Consider a model like the one in https://github.com/pytorch/examples/blob/master/mnist/main.py (I take this example just to help to formulate the problem).
The model have a dropout so If I calculate the loss at the training it will not reflect the prediction model loss status for training since that will be without dropout.
From the other side calculating the more faithfull training loss will be computationally very expensive.
I wonder how people deal with that.
Dropout has a training mode and a test mode. The loss of a network with dropout in test mode should be about the same, on average, as dropout in training mode. I’m not saying that training and test losses should be the same; I’m saying that, using a network trained with dropout, taking the mean of the loss should yield about the same value whether you turn on dropout or you turn it off (and by turning it off I mean, putting it in test mode).
I hope that makes sense.
Thanks Carl! When you talk about average you mean calculate the loss on al the batch and then divide for the number of batch. So you are suggesting that calculating it with drop out off or on does not make a significant difference ?

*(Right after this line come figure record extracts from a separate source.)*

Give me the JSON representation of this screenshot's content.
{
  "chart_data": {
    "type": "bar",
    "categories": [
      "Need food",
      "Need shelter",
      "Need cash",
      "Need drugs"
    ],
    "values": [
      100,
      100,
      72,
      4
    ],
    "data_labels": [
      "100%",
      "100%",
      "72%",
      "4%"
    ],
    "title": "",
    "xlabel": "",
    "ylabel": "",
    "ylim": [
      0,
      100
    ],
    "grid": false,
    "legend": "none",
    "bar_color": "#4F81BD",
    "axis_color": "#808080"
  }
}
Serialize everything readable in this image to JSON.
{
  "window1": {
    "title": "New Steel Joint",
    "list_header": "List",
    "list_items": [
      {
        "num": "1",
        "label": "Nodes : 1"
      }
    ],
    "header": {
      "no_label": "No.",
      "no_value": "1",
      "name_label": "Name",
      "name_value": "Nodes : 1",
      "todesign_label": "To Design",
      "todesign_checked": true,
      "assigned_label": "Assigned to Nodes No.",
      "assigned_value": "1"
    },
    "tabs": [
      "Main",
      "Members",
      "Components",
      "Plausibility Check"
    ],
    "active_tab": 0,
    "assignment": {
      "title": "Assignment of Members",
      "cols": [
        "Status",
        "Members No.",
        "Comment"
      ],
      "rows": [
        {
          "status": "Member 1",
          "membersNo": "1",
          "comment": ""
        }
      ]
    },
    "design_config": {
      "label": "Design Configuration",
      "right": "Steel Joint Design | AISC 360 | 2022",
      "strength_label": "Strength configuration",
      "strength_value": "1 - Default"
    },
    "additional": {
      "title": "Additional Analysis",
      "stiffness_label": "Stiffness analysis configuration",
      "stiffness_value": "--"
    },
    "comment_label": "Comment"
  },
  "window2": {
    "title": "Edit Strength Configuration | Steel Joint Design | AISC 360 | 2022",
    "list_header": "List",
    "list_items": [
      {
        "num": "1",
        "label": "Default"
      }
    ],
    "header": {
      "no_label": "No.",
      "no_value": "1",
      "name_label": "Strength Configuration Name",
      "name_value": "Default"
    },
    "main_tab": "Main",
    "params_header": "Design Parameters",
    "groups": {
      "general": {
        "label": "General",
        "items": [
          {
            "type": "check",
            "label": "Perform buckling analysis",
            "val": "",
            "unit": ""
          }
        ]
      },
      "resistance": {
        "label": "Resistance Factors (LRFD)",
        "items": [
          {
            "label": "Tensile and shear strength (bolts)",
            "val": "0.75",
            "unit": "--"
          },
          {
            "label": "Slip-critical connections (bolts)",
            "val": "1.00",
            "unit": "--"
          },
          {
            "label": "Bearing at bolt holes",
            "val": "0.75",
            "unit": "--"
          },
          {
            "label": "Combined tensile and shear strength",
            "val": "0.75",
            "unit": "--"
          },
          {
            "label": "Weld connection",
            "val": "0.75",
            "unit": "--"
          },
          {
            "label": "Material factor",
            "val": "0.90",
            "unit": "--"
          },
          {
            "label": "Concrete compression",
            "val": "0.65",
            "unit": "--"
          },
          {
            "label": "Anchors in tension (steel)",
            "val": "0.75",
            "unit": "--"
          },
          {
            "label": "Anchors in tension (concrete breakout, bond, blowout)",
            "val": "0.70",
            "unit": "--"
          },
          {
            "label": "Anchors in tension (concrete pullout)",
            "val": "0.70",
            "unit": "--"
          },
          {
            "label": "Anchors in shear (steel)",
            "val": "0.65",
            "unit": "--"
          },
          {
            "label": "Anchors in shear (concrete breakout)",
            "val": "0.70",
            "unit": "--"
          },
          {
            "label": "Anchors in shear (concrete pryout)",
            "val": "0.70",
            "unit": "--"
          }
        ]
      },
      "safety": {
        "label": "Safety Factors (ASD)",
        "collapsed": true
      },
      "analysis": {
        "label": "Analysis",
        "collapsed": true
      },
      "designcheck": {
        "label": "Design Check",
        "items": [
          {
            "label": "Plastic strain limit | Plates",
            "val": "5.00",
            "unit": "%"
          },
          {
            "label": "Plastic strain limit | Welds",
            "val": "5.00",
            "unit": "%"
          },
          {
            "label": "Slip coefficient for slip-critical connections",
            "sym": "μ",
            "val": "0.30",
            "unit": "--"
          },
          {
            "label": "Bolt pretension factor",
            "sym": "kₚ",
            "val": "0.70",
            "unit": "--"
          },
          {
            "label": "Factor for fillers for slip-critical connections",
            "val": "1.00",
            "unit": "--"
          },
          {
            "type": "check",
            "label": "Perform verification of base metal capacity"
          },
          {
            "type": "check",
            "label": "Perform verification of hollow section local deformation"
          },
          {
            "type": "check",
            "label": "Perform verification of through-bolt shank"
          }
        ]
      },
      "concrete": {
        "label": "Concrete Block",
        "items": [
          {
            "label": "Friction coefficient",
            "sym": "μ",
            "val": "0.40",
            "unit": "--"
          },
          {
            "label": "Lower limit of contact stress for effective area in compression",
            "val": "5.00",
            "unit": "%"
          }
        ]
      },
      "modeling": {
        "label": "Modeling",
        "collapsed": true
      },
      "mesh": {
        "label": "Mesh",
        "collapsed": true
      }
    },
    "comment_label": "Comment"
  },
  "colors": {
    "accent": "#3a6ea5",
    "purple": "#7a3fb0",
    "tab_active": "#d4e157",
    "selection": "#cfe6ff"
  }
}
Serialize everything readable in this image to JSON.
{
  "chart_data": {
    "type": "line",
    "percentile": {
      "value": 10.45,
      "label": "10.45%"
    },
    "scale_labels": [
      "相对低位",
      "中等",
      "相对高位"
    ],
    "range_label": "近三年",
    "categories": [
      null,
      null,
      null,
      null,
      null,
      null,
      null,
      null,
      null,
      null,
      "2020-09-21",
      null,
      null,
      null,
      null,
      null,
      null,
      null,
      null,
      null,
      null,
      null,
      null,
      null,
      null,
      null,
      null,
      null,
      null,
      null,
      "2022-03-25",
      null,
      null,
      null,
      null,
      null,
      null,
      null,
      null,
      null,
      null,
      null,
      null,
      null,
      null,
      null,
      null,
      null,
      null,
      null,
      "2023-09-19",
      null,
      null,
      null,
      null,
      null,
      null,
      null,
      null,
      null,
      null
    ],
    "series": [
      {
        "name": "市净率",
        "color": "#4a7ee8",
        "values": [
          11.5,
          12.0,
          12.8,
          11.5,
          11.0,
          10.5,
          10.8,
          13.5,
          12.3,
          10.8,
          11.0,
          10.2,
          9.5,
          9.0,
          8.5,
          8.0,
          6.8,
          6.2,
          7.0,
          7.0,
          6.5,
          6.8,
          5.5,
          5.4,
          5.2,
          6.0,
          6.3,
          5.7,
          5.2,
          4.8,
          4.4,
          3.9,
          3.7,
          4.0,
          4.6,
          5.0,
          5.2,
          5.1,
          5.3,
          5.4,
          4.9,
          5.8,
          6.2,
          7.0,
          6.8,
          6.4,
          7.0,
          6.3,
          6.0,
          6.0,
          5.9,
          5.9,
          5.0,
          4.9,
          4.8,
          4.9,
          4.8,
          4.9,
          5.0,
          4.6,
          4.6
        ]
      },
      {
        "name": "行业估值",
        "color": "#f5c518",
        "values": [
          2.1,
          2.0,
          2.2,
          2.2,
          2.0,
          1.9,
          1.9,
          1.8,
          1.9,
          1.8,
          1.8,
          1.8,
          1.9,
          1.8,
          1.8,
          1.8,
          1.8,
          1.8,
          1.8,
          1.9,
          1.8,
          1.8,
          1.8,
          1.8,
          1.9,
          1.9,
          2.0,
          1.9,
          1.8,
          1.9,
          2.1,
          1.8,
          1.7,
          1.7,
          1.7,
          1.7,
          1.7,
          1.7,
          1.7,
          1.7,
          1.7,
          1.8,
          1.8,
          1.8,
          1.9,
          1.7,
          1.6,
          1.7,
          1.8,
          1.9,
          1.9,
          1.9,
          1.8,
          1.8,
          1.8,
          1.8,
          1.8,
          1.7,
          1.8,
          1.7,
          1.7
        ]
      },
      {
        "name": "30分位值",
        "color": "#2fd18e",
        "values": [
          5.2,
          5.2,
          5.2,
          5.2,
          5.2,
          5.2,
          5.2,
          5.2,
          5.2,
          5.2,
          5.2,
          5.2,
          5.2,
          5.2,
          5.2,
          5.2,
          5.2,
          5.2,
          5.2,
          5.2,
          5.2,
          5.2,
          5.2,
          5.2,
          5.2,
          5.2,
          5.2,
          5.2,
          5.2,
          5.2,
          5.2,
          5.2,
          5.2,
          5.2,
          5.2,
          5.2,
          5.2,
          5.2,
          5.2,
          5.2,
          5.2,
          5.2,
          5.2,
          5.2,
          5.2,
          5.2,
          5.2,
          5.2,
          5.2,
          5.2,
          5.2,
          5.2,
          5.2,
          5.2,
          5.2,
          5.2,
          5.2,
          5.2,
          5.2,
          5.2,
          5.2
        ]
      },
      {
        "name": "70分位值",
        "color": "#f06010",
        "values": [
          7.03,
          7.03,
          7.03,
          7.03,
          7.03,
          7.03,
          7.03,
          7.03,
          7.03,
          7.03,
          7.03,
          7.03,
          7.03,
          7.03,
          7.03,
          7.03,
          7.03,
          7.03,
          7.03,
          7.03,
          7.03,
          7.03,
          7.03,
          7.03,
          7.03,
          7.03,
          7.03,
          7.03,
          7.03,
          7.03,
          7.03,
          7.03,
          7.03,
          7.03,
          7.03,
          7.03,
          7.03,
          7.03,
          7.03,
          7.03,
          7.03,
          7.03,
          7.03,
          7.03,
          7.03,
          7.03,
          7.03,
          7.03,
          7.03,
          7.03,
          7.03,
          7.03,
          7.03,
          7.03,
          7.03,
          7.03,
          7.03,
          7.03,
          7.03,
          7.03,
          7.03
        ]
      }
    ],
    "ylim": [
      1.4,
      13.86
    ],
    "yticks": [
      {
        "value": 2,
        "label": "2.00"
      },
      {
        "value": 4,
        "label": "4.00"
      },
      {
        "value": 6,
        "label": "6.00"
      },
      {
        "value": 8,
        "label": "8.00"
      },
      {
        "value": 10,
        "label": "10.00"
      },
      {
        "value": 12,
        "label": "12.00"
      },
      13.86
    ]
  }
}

That is what he is saying. Dropout should not change the loss much when averaged over entire batches.
Besides, if your testing loss keeps going down, you must be doing something right.
Thanks, I see your point still I still have the feeling that lefting dropout on in trening could make an underestiamate of an overfeeting problem. I got the felling that killing part of the weight can lower the loss in significant way. If that is not the case I would curious to know the reason behind this heuristics.